According to Jonathan McDowell, an astrophysicist at Harvard University, “Every couple of years something like this happens, but Tiangong-1 is big and dense so we need to keep an eye on it.”

Analysts expect that the bigger parts of the station’s modules will burn up on reentry but also that 10-40% could survive almost intact. Since a significant swath of the projected reentry areas is covered by the ocean, the chances that Tiangong-1 will cause damage to humans is fairly low. (So far, that’s happened only once in history, and even then the human escaped unhurt.)

“When considering the worst-case location, the probability that a specific person (i.e., you) will be struck by Tiangong-1 debris is about one million times smaller than the odds of winning the Powerball jackpot,” according to Aerospace.

McDowell was a bit less conservative.

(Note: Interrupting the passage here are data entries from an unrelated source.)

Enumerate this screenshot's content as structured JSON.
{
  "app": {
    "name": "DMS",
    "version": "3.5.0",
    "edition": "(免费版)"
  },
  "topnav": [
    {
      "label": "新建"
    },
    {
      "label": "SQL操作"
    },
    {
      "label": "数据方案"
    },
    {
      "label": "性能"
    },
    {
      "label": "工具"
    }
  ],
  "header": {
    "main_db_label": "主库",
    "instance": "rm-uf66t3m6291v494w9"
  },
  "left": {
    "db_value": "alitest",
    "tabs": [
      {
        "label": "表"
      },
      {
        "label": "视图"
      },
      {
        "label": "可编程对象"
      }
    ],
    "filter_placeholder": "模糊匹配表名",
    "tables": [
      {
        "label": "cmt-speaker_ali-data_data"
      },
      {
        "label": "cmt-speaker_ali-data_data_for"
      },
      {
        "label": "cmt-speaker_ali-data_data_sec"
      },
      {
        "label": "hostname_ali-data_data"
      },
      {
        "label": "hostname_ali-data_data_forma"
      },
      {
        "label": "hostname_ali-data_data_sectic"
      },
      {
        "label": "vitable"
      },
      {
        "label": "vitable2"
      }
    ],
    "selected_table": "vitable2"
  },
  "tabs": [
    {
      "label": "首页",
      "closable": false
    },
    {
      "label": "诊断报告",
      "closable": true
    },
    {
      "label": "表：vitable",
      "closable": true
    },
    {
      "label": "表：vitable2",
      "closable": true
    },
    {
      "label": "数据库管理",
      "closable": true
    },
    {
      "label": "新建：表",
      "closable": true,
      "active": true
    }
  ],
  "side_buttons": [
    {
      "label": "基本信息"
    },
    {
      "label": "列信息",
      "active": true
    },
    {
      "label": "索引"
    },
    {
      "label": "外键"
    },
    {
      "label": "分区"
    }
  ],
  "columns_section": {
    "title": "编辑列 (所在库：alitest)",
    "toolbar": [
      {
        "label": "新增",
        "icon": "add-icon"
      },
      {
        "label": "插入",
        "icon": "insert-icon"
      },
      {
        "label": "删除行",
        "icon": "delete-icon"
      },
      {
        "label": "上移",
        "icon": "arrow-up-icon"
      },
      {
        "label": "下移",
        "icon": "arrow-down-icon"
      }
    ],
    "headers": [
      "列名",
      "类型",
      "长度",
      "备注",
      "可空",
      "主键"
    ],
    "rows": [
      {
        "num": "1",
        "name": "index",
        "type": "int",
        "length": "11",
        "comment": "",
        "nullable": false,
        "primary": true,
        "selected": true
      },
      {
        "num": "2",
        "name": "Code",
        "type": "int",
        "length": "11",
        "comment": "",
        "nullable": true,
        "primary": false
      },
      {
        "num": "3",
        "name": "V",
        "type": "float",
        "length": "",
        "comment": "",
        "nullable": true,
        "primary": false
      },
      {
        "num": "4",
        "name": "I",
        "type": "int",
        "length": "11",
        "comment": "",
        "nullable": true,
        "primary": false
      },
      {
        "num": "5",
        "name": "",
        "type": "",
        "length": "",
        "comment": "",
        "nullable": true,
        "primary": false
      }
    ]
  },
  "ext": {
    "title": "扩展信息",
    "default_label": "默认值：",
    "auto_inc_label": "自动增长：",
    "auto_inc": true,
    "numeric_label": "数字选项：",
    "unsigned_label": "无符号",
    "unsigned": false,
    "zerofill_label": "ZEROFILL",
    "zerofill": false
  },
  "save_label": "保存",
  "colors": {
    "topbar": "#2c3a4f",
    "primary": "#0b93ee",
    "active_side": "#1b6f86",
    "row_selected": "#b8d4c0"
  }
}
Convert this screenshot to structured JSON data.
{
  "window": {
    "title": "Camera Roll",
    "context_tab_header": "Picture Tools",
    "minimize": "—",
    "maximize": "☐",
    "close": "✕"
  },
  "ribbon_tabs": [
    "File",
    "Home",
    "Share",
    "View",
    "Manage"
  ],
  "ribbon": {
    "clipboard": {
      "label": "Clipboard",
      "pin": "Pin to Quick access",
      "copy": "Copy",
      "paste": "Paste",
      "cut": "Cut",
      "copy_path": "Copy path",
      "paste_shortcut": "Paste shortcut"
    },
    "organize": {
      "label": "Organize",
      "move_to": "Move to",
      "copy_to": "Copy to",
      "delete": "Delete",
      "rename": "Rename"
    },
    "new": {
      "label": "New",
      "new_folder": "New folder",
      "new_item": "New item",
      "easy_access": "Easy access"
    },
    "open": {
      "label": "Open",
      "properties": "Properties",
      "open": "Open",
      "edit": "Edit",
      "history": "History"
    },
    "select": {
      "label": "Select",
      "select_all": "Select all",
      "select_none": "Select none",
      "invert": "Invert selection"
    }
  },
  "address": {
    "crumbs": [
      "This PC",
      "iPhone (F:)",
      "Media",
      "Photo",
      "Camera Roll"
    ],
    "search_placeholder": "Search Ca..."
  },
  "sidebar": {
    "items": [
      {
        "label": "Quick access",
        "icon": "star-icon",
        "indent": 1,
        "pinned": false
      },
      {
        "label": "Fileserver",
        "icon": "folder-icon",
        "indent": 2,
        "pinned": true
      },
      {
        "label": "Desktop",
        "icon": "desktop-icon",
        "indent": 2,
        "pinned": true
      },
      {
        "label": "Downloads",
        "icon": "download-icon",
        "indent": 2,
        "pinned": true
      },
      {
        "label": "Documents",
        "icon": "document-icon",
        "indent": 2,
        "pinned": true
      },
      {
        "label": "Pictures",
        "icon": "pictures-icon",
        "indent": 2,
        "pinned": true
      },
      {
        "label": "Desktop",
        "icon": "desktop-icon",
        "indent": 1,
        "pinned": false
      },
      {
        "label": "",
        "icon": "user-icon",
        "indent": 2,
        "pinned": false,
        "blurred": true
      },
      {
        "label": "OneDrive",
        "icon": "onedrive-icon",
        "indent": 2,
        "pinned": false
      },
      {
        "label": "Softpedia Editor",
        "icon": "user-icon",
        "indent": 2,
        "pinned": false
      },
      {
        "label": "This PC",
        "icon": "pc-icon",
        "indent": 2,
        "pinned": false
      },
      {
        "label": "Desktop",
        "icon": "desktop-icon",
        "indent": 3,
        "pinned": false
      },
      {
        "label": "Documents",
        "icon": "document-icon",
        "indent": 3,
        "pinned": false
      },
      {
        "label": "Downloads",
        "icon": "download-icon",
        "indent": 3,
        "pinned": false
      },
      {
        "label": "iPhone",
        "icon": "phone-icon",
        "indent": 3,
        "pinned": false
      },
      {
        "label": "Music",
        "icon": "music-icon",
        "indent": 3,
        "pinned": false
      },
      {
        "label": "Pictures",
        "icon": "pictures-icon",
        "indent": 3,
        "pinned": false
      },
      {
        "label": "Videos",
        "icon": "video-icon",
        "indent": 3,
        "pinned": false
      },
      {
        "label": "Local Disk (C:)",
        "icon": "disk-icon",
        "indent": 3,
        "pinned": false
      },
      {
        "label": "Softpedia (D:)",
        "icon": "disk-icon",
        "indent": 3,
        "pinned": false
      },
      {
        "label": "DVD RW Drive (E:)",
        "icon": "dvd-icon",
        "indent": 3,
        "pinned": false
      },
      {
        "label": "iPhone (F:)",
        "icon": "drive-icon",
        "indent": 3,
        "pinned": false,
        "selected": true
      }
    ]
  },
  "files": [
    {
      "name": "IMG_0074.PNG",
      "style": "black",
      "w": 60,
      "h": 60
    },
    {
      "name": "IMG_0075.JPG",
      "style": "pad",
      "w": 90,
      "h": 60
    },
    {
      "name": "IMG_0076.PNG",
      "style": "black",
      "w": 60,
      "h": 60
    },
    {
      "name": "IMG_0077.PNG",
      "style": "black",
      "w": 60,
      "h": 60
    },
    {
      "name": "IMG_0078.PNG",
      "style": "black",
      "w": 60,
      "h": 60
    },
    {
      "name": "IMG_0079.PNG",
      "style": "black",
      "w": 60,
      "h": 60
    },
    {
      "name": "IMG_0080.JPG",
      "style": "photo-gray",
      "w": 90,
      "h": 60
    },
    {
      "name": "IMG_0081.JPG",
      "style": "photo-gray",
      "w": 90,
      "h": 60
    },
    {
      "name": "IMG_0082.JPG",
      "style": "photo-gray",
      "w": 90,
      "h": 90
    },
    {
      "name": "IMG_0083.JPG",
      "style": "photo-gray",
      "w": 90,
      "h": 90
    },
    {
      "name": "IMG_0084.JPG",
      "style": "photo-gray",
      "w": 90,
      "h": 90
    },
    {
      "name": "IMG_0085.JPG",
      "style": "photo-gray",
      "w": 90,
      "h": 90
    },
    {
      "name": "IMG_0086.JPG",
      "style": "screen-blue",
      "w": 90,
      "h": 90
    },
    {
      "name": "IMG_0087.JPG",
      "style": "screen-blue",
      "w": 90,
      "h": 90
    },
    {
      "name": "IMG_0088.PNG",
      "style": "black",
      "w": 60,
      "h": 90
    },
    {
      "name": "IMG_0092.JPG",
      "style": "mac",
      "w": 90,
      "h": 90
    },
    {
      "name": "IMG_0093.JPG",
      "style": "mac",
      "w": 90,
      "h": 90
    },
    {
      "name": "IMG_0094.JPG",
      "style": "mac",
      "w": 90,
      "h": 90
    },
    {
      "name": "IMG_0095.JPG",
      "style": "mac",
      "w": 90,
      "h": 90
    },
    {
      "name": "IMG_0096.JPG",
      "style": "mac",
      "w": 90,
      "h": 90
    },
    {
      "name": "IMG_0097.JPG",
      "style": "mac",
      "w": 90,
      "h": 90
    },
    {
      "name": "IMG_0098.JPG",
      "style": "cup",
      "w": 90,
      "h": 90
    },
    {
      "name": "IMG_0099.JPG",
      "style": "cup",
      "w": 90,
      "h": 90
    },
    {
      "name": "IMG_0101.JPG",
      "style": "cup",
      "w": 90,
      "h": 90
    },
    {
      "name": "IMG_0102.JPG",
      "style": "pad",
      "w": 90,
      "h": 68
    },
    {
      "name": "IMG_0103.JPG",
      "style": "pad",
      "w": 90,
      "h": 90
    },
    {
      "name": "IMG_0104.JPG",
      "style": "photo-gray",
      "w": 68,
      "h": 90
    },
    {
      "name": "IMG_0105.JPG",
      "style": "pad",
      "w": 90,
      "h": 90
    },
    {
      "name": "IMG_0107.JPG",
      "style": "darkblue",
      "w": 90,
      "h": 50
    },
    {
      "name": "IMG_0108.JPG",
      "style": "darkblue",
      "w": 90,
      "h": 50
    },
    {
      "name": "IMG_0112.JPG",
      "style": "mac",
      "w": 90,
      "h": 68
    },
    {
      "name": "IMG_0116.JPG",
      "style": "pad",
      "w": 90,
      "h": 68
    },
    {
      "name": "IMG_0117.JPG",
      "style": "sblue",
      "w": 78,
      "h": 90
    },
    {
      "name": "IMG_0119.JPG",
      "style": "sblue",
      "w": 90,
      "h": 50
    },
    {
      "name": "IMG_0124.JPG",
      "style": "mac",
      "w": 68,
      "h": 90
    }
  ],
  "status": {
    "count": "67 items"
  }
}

He told The Guardian, “Yes there’s a chance it will do damage, it might take out someone’s car, there will be a rain of a few pieces of metal, it might go through someone’s roof, like if a flap fell off a plane, but it is not widespread damage.”

However, everyone agrees that it is very hard to pinpoint the exact location of Tiangong-1’s reentry because the smallest atmospheric disturbance can shift the location from “one continent to the next”, to use McDowell’s words.

Experts believe that the remains of the spacecraft will contain hydrazine, a corrosive substance that is a component in rocket fuel and also a suspected carcinogen. Aerospace has recommended that people “not touch any debris [they] may find on the ground nor inhale vapours it may emit”.